Le feu est si grand que des villages entiers se retrouvent parfois prisonniers des flammes et, dans la fumée toxique dégagée par les incendies, sans matériel pour se protéger. « C’est pour cette raison que nous sillonnons l’île pour la distribution d’équipements », ajoute Emmanuela.

L’Indonésie, premier producteur mondial d’huile de palme

Le peuple dayak est aux premières loges de ce désastre écologique. Avec une telle menace sur son habitat, c’est sa survie qui est en danger. Les tribus sont poussées toujours un peu plus loin de leurs racines, chassées par une pollution essentiellement produite par l’industrie, qu’il s’agisse de l’exploitation minière, de l’extraction de matières premières ou de la production d’huile de palme, qui ont acquis 78 % des 15,3 hectares de la région centrale de Kalimantan.

En plus de la pollution générée, les conditions de travail des employé·e·s, majoritairement des femmes, sont scandaleuses.

L’Indonésie, qui s’apprête à déplacer sa capitale politique de Jakarta à Kalimantan, est le premier producteur mondial d’huile de palme, ingrédient que l’on trouve dans une quantité astronomique de produits du quotidien, de l’alimentaire aux cosmétiques.
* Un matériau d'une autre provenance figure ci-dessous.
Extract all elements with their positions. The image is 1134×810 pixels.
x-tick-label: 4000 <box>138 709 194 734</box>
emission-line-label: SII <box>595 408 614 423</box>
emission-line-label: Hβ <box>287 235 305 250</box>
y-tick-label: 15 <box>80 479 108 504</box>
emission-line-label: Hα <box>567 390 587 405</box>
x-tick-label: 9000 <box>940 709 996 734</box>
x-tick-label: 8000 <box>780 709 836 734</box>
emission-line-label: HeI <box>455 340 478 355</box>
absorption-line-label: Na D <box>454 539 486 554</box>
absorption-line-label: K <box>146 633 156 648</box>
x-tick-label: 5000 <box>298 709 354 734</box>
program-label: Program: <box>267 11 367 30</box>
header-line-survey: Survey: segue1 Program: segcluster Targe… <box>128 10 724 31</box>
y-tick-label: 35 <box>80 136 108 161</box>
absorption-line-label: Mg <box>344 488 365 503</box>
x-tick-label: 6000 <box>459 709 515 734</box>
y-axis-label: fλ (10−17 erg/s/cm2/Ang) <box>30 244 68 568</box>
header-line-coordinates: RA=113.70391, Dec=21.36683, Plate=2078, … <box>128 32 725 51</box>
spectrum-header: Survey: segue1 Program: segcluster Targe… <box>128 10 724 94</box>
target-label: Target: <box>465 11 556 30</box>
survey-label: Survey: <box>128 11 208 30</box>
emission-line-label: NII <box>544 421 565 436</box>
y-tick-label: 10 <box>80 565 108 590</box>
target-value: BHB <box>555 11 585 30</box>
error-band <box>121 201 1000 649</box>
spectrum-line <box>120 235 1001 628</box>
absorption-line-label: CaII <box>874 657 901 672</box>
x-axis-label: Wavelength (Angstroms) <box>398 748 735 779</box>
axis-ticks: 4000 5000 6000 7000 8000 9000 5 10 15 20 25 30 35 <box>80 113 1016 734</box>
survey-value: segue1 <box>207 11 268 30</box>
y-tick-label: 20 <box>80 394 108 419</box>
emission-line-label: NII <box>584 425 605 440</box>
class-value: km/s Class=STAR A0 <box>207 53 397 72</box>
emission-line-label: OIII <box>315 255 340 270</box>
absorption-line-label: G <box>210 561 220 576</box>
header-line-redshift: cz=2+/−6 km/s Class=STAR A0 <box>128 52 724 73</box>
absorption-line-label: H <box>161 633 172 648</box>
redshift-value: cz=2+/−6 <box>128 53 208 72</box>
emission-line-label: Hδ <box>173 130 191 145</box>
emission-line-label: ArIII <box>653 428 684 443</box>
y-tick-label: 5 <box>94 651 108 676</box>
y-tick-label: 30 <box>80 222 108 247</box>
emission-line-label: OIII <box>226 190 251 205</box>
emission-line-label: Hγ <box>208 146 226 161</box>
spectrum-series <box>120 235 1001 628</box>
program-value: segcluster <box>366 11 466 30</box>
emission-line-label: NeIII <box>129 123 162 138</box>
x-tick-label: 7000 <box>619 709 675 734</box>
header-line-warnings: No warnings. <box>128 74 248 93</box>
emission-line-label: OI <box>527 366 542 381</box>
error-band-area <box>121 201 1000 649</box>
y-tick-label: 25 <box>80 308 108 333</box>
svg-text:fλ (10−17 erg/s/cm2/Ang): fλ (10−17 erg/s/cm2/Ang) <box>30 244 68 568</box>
En , on dénombrait 1 599 entreprises réparties dans 34 provinces indonésiennes, dont 553 à Kalimantan.

En plus de la pollution générée, les conditions de travail des employé·e·s, majoritairement des femmes, sont scandaleuses. Le cœur d’Emmanuela se brise un peu plus chaque jour lorsqu’elle entend ces histoires de « terres rachetées ou d’expropriations crapuleuses par les entreprises d’huile de palme. Pour les Dayaks, les terres représentent tout ».

Afin de mieux comprendre la réalité de cette industrie, Emmanuela et son équipe vont à la rencontre des femmes qui travaillent dans ces plantations. Parmi elles, Paulina Himal, qui prend un risque certain en acceptant de parler à une journaliste étrangère. Mère de 4 enfants, elle travaille dans une plantation située à plus de 2 heures de route de Palangka Raya. Son employeur offre le logis à sa famille, mais aussi l’école pour les plus jeunes enfants. Et l’économie du transport, puisque tout le monde vit sur place, dans la plantation.

En contrepartie, Paulina travaille tous les jours, dès 5  h 30. Embauchée depuis , elle est considérée comme une ancienne : ici, les employé·e·s tiennent rarement plus d’un an. « Au début, on doit pulvériser des fertilisants sur les arbres. Personne n’aime faire ça et puis le matériel de protection est à notre charge… Alors ça décourage. »

Avec un salaire mensuel fluctuant entre 31 et 124 euros, Paulina s’endette pour nourrir ses enfants. « Les commerçants nous font crédit pour que nous puissions acheter à manger, mais ils imposent des taux d’intérêt… Alors ma dette s’alourdit. » Changer de travail? Elle sourit, amère. Fataliste et «  prise au piège », Paulina continuera de travailler à la plantation, par sacrifice, « pour que [s]es enfants accèdent à une vie meilleure ».